May 21, 2003

LOS ANGELES — An expert in behavioral finance and economics, Avanidhar Subrahmanyam, professor of finance at The Anderson School at UCLA, is known for his path-breaking research in the use of psychological principles to explain stock price movements. He argues that the effects of investor psychology on financial markets are heightened in a time of war, citing that during wartime a "mood of pessimism prevails," which reflects a depressed trading activity and stock market levels.

When examining the effects of war on the stock market, Prof. Subrahmanyam believes that human emotion plays a significant role in the health of the economy. In a recent article titled, "Rational Thinking Can Lessen Impacts of War," Prof. Subrahmanyam examines human emotions in relation to war and investing.

"Optimism fuels investment in risky assets like stocks. However, during wartime, when American citizens are engaged in combat, and we receive daily reports of past and eminent casualties, optimism is impeded. This is likely to cause depressed investment in stocks," Prof. Subrahmanyam states. "Even if a war has no direct impact on the economy, people will tend to have less of an optimistic outlook than in normal times, which in turn, will affect stock market levels."

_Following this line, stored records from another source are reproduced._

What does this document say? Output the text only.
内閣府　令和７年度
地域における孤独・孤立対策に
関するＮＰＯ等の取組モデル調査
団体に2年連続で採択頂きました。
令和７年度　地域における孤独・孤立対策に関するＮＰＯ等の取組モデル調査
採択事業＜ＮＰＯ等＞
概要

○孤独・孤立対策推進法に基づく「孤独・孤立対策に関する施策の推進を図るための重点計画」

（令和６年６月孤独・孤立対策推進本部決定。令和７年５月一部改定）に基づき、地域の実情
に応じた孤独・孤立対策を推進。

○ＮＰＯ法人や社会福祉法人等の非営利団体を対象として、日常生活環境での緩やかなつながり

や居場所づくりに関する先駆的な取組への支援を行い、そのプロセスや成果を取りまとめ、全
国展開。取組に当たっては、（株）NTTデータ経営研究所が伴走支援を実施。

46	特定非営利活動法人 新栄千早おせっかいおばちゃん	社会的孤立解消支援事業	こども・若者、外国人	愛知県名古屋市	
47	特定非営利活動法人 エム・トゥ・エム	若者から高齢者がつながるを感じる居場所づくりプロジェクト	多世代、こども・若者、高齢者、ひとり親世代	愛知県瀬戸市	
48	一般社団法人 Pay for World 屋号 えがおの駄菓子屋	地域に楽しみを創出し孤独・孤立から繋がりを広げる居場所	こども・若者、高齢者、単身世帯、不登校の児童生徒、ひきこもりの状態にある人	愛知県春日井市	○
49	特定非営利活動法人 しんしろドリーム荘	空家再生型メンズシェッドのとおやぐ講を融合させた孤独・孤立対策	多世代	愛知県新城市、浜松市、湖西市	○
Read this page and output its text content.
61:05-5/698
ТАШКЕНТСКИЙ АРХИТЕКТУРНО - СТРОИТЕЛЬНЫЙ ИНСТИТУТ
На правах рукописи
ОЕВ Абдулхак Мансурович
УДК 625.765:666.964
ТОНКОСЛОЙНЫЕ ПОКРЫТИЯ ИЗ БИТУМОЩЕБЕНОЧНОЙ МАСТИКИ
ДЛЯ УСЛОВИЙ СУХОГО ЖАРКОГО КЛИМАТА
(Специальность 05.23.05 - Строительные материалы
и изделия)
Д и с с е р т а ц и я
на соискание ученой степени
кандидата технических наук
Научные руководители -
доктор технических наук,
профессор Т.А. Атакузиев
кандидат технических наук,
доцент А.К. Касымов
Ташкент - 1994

He discusses the history behind economics and investor psychology and says that historically, economics have been based on the ideology that individuals are rational decision makers. Prof. Subrahmanyam claims that to truly understand market related behaviors, "we need to accept that humans are governed by a number of non-rational considerations."

On the subject of change in investment strategy over the past few years, Prof. Subrahmanyam believes investors have been shown to be subject to a range of biases such as overconfidence, extrapolation from small samples of evidence, and loss aversion (reluctance to realize losses). He also sees self-esteem issues as important factors in investment strategies.

"An investor may be reluctant to admit an erroneous investment decision, which may prevent correction of over-heated stock market valuations. Over the past few years, academic research, as well as the tech stock bubble's formation and bursting, have indicated to investors that irrational investing can cause a significant loss of wealth."

Prof. Subrahmanyam has most recently used his behavioral expertise to understand the spike in gas prices earlier this year. He notes that willing consumers are partly to blame for the jump in gas prices, explaining that they simply accept such rising gas prices because they associate them with the war with Iraq. Prof. Subrahmanyam also believes that oil companies and suppliers are opportunistic and capitalize on the market's perception. "Gasoline prices are affected by consumers likely to over-estimate the impact of war on the economy and producers raise gas prices knowing consumers are willing to pay higher prices in times of need," he said.

"In the context of recent events, consumer sentiment was low in recent times, but has picked up in April, suggesting that people are ready to put the war behind them. The increased confidence in our government to deal with the terrorist threat no doubt has also helped," said Prof. Subrahmanyam.

Regarding the future of investor behavior, Prof. Subrahmanyam notes, "I expect investors to be more careful and rational in the future. While this may cause volume trends to slow, stock markets may be less susceptible to the wild gyrations we have seen in recent years. In part, this is because behavioral finance research has made investors more aware of their biases and mistakes."

"The more we learn about our biases, the higher the standard of communication we demand from our leaders and the more we suppress emotional reactions to dramatic events, the better the functioning of our institutions and markets, and, consequently, the better off we are as a community," he said.

In addition to studying the effects of the financial markets, Prof. Subrahmanyam's recent research ranges from studying the relationship between the trading environment of a firm's stock and the firm's cost of capital, to behavioral theories for asset price behavior and empirical determinants of the cross-section of equity returns.

Dr. Subrahmanyam has authored numerous journal articles in a variety of scholarly finance and economics journals. He is a member of the Working Research Group on Market Microstructure, recently established by the National Bureau of Economic Research (NBER) in Cambridge, MA. He is a co-editor of the Journal of Finance and past associate editor of Review of Financial Studies. He has received best paper awards at the Western Finance Association meetings and the International Conference of Finance in Taiwan and has been nominated for the best paper in Journal of Finance. He has served as a consultant to the NASDAQ Stock Exchange, the National Stock Exchange in Mumbai (Bombay, India), San Jose Mercury News, and Irwin/McGraw-Hill.

Professor Subrahmanyam received his Ph.D. in finance from UCLA in 1990.